Aspirin’s cardioprotective benefits stem from its soothing effect, which calms arterial inflammation. The drug also has antiplatelet properties, making platelets (tiny blood-cell fragments with no nuclei) less sticky and less likely to form clots.
Although aspirin can reduce the risk of secondary events (repeat heart attacks or strokes) by about one-quarter in those with established cardiovascular disease, recent studies expose a worrying aspect of the drug: it doesn’t work for everyone. While its pain-relieving potential is universally accepted, its antiplatelet properties are more hit-and-miss - indeed, missing a substantial number of exactly those people who take it religiously in hopes that it will save their lives.
This phenomenon - the occurrence of blood clots that can cause heart attack or stroke despite regular aspirin therapy - is referred to by the medical profession as ‘aspirin resistance’ (Am Heart J, 2005; 149: 675-80). Given this definition, however, it’s no surprise that researchers are now asking whether ‘aspirin failure’ might not be a more accurate term.
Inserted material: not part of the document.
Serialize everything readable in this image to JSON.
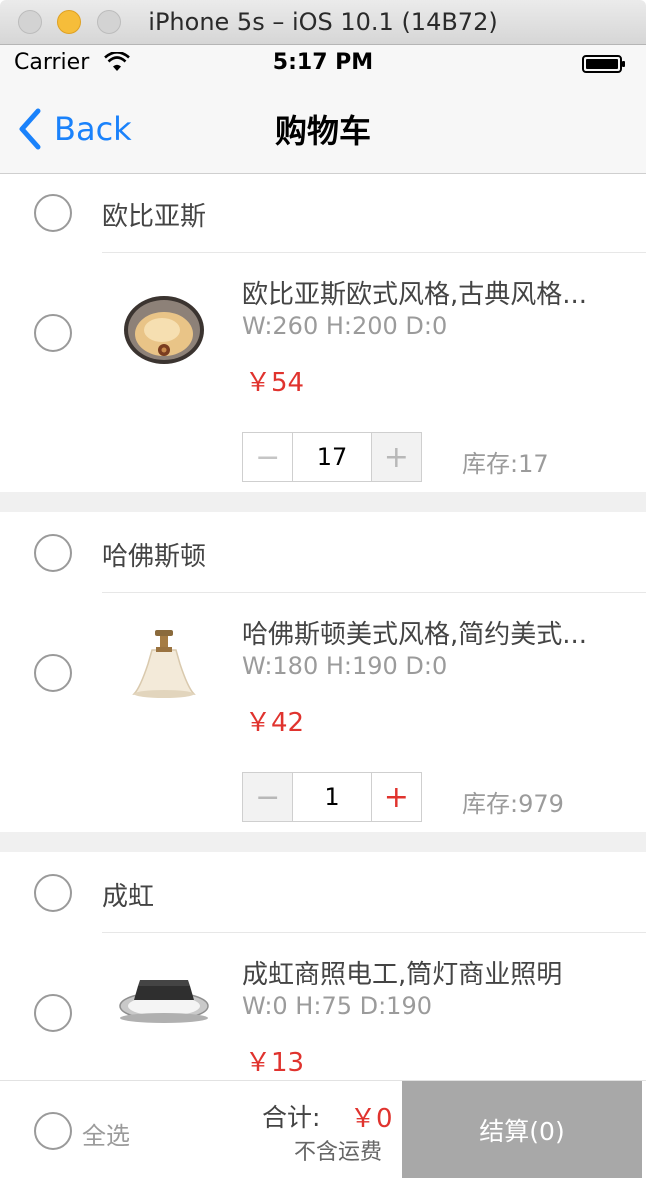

Aspirin resistance appears to be dose-related in some patients and so may be overcome with higher doses. But those are the dosages associated with an increased risk of gastrointestinal bleeding and other established uncomfortable or just plain dangerous side-effects. Yet, for some people, aspirin initially works to thin the blood, but the effect lessens over time.
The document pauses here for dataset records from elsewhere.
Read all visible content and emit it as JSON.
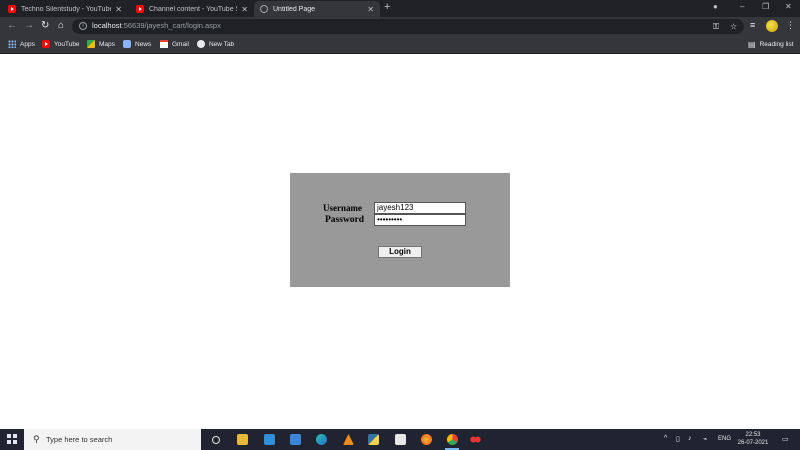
{
  "browser": {
    "tabs": [
      {
        "title": "Techno Silentstudy - YouTube",
        "active": false,
        "icon": "youtube-icon"
      },
      {
        "title": "Channel content - YouTube Studio",
        "active": false,
        "icon": "youtube-icon"
      },
      {
        "title": "Untitled Page",
        "active": true,
        "icon": "globe-icon"
      }
    ],
    "address": {
      "host": "localhost",
      "path": ":56639/jayesh_cart/login.aspx"
    },
    "bookmarks": [
      {
        "label": "Apps",
        "icon": "apps-grid-icon"
      },
      {
        "label": "YouTube",
        "icon": "youtube-icon"
      },
      {
        "label": "Maps",
        "icon": "maps-icon"
      },
      {
        "label": "News",
        "icon": "news-icon"
      },
      {
        "label": "Gmail",
        "icon": "gmail-icon"
      },
      {
        "label": "New Tab",
        "icon": "new-tab-icon"
      }
    ],
    "reading_list": "Reading list"
  },
  "login": {
    "username_label": "Username",
    "password_label": "Password",
    "username_value": "jayesh123",
    "password_value": "•••••••••",
    "button_label": "Login",
    "panel_color": "#999999"
  },
  "taskbar": {
    "search_placeholder": "Type here to search",
    "language": "ENG",
    "time": "22:53",
    "date": "26-07-2021"
  }
}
In other words, they slowly develop a tolerance for aspirin.
A brief history
In the late 1980s, a series of trials showed that the regular use of aspirin reduced the risk of non-fatal stroke and heart attack in cardiovascular patients, as well as lowered the risk of heart attack in men without cardiovascular disease (BMJ, 1988; 296: 320-31; Am J Cardiol 1988; 61: 637-40). This led to the 1989 US Preventive Services Task Force’s general recommendation that, from the age of 40 onwards, men who had a propensity for heart disease consider routinely taking low doses of aspirin as a preventative measure.
And more major support of aspirin was yet to come. The 1994 meta-analysis by the Antiplatelet Trialists’ Collaboration (ATC) further recommended aspirin use as treatment against stroke, claiming that a few weeks of antiplatelet therapy could halve the risk of deadly blood clots in high-risk patients (BMJ, 1994; 308: 235-46).
However, a critical look at the ATC analysis later that same year exposed major flaws in the studies it covered. In fact, only one of the 16 studies was properly conducted and error-free. Appalling mistakes were rife among the rest of them, including mathematical mistakes and the avoidance of safety issues. In short, there was no evidence to support the widespread use of aspirin to prevent stroke (BMJ, 1994; 309: 1213-5).
Nevertheless, initial enthusiasms die hard. Today, the UK’s National Health Service still recommends a daily 75-mg aspirin for secondary prevention of stroke and arterial disease, and a daily 150-mg dose in the event of an acute heart attack (providing there are no contraindications to aspirin such as a history of stomach ulcers or kidney disease).
As for the use of aspirin as primary prevention (reducing the possibility of a first heart attack), the Aspirin Foundation admits that “this has yet to be adequately tested” before ignoring said uncertainties and suggesting that aspirin reduces the risk of non-fatal heart attack by about a third, with a minor (10 per cent) reduction of risk for other cardiovascular problems.